Analytique, complet, indépendant
 
Business & compétitivité / Droit des sociétésImprimer l'article | Imprimer cet article

Droit des contrats

Début des négociations sur le droit des transactions en ligne

Par Jakub Iwaniuk à Varsovie | lundi 14 novembre 2011

La conférence ministérielle organisée les 9 et 10 novembre à Varsovie à l’initiative de la présidence polonaise a marqué le coup d’envoi des négociations sur le projet controversé de régime juridique européen régissant les transactions transfrontalières en ligne. La commissaire à la justice, Viviane Reding, semble bien déterminée à donner un coup d’accélérateur aux débats, après la présentation de sa proposition de règlement le 11 octobre dernier (voir Europolitique n°4278 et 4283). «  Nous n’avons pas de temps à perdre, nous devons avancer très vite », a-t-elle déclaré à l’issue de la conférence. Sur ce dossier, Mme Reding peut compter sur le soutien du Parlement européen et de la présidence polonaise du Conseil, fervente partisane du projet. «  Nous allons redoubler d’efforts pour faire avancer les discussions au maximum jusqu’au Conseil JAI de décembre », a ajouté le ministre polonais de la justice, Krzysztof Kwiatkowski.

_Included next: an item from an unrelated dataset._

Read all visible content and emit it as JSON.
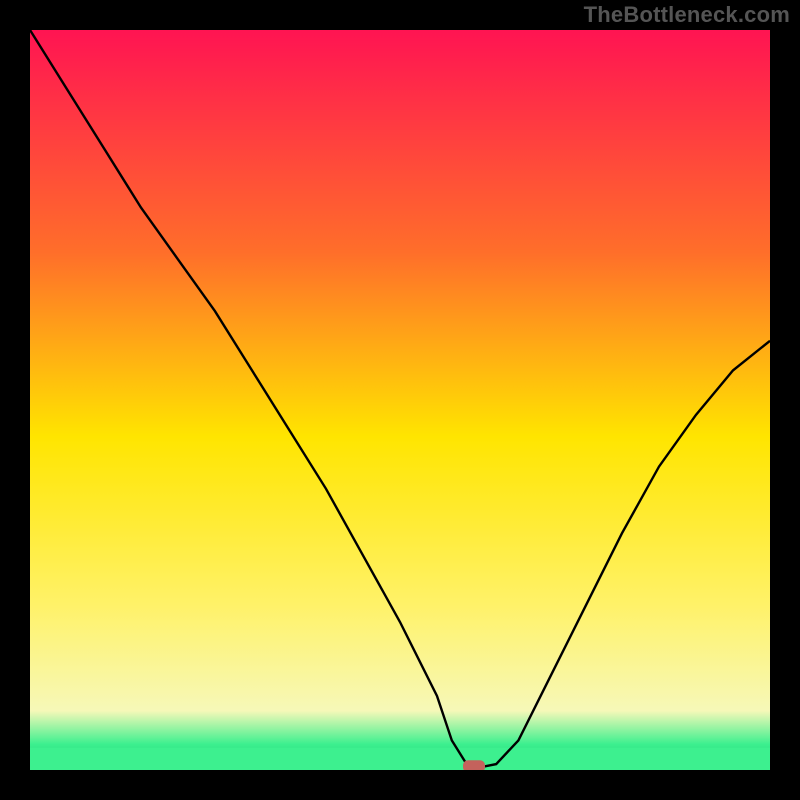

Pour rappel, la Commission propose de mettre en place un instrument de droit contractuel facultatif (le « 28e régime juridique ») qui fonctionnerait en parallèle des 27 systèmes juridiques des Etats membres, sans les remettre en cause. Il régirait les principes de vente par Internet seulement si vendeurs et acheteurs le décident. Sur proposition du vendeur, le système permettrait au consommateur voulant effectuer une transaction transfrontalière de choisir comme base de son contrat soit les lois de son pays, soit le régime européen.

Selon le gouvernement polonais, qui a fait de ce dossier une des priorités de sa présidence, 60 % des transactions transfrontalières en ligne n’arrivent pas à être conclues au sein de l’UE pour cause de multiplicités des législations nationales. La Commission estime que cette barrière au développement du marché intérieur représente un manque à gagner de 26 milliards d’euros chaque année pour les entreprises européennes. Mais le projet suscite les réticences des associations de consommateurs et de certains Etats membres influents, menés par la France et le Royaume Unis. Ces derniers redoutent que le nouvel instrument ne garantisse pas suffisamment les droits des consommateurs.

Du côté de la présidence polonaise, on reconnaît que le 28e régime juridique ne peut assurer un niveau de protection des consommateurs aussi élevé que dans certains Etats membres. «  C’est une question de choix, mais les avantages apportés en termes de liberté pour le consommateur et de perspectives de nouveaux marchés pour les entreprises sont importants, affirme un membre de la délégation polonaise. Par ailleurs, les législations nationales resteraient intactes et une haute protection des consommateurs est garantie par les traités ». Le document est ainsi porté au niveau des groupes de travail du Conseil, et le Parlement européen entamera prochainement une série d’auditions des parties prenantes. Viviane Reding espère que les travaux pourront être achevés avant la fin de l’année 2012.